WRITTEN BY CLUTCH Vol. 5 PARTICIPANT, LOISEL WILSON

“Your success is already there, you just have to chip away at what’s in front of you--your barriers--to get to what your goals might be.” This is quoted from Jennifer Gonzales, Life and Residence Coordinator at Ryerson University, and last week’s facilitator for our Goal Setting workshop. She reinterpreted Michelangelo's quotation about his own sculptures: “In every block of marble I see a statue as plain as though it stood before me, shaped and perfect in attitude and action. I have only to hew away the rough walls that imprison the lovely apparition to reveal it to the other eyes as mine see it.” She said that like his art, humans have infinite potential and the only limits to achieving our goals are the limits we have set for ourselves, which is our fears. To acknowledge our fears, we must get intimate with our feelings.

In the workshop, we shared our success stories of goals we have achieved. I have recorded some of our workshops, and as I played the discussions back, I realised it’s been a pattern in my life to set myself goals that are massive--they weigh heavily on my mind because it usually requires big life changes, and spending a lot of money,  so they are left in the backburner, brewing for some time. I started off by saying that I got my “dream job”, while other girls were happy to delete an ex-boyfriend’s phone number or to finally be able to do a yoga position. Personally, I have learned that small goals are big steps to large ones and that they don’t always have to involve drastic changes.  We also admitted things that were stuck on our “to do” lists and which mental or physical blocks were in our paths to these goals.

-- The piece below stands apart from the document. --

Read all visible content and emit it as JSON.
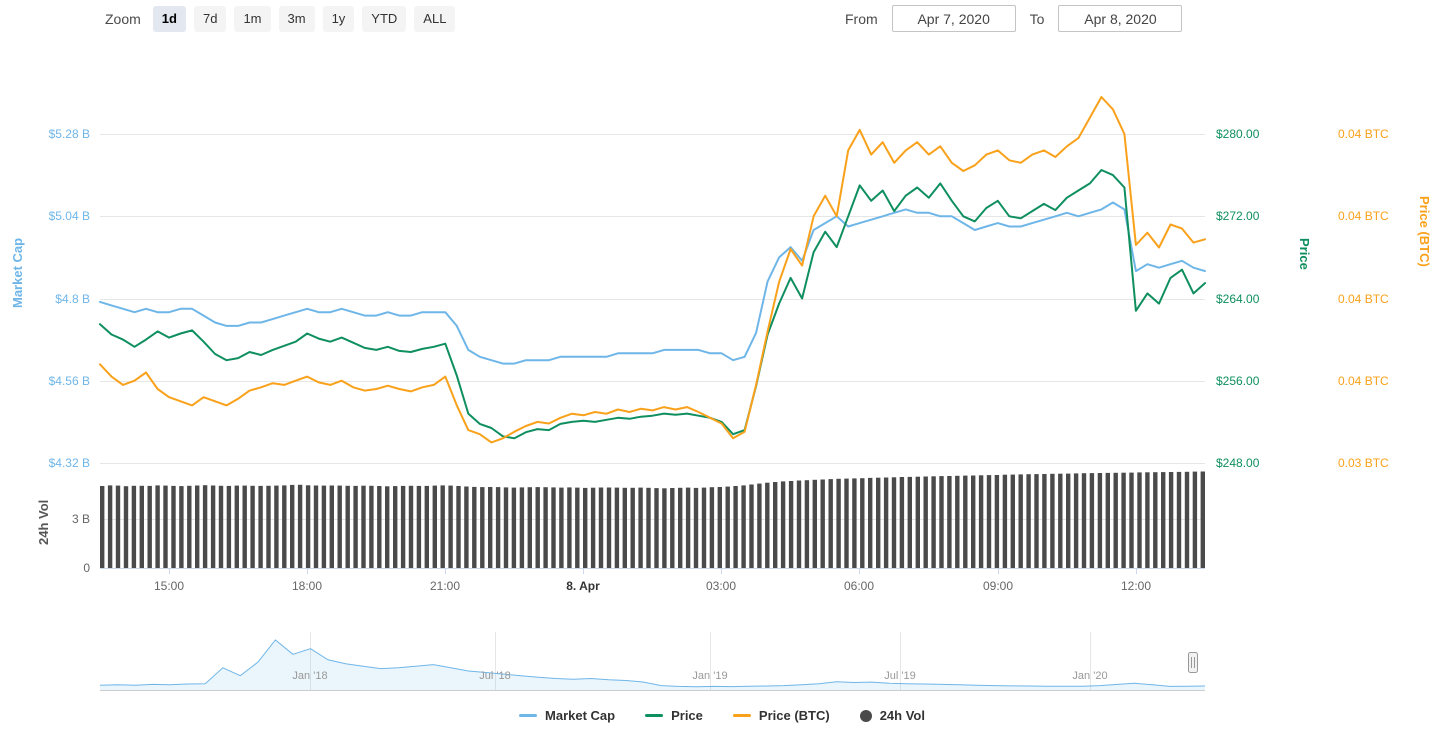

This is the part where things got interesting as we were able to get to the nitty-gritty stuff--or at least what we want to do in life and why. “Why?” It’s a small word for such a big question and answering it requires pondering and deep introspection. “Well I’d like to travel and live in South East Asia!" “But, why?” Usually the easy answer involves some broad reference to “happiness”. This workshop gave us the opportunity to zone in on the ingredients to what Jen calls our “core desired feelings." These feelings could be: connected, comfortable, hopeful, healthy, or even sexy. She emphasized that it had to be a feeling that set off a spark or reaction in us.  A free writing exercise got us to think about different words prompted by open-ended sentences like “I crave…" and “I feel joy when…”. In the end, we each decided on a single word for our “core desired feeling”. Mine was "relaxed.”

The one thing I took away from this journey was Jen’s advice on how we should set our goals, and as she had experienced, it is not by meticulously writing them down in a journal. But actually breaking those barriers with your body. As her yoga instructor said, “the body’s truth goes ahead of the mind’s lie”. And as Jen says “when you wake up in the morning tomorrow, the question you might ask yourself is how am I going to feel x  today? Take 15 minutes in the morning to think of your word and 15 minutes at night before you go to sleep to think about what you are grateful for.” She recommend having four or five words floating around your mind.  Today, my word was "slow" and I am grateful and excited for the body I am slowly sculpting.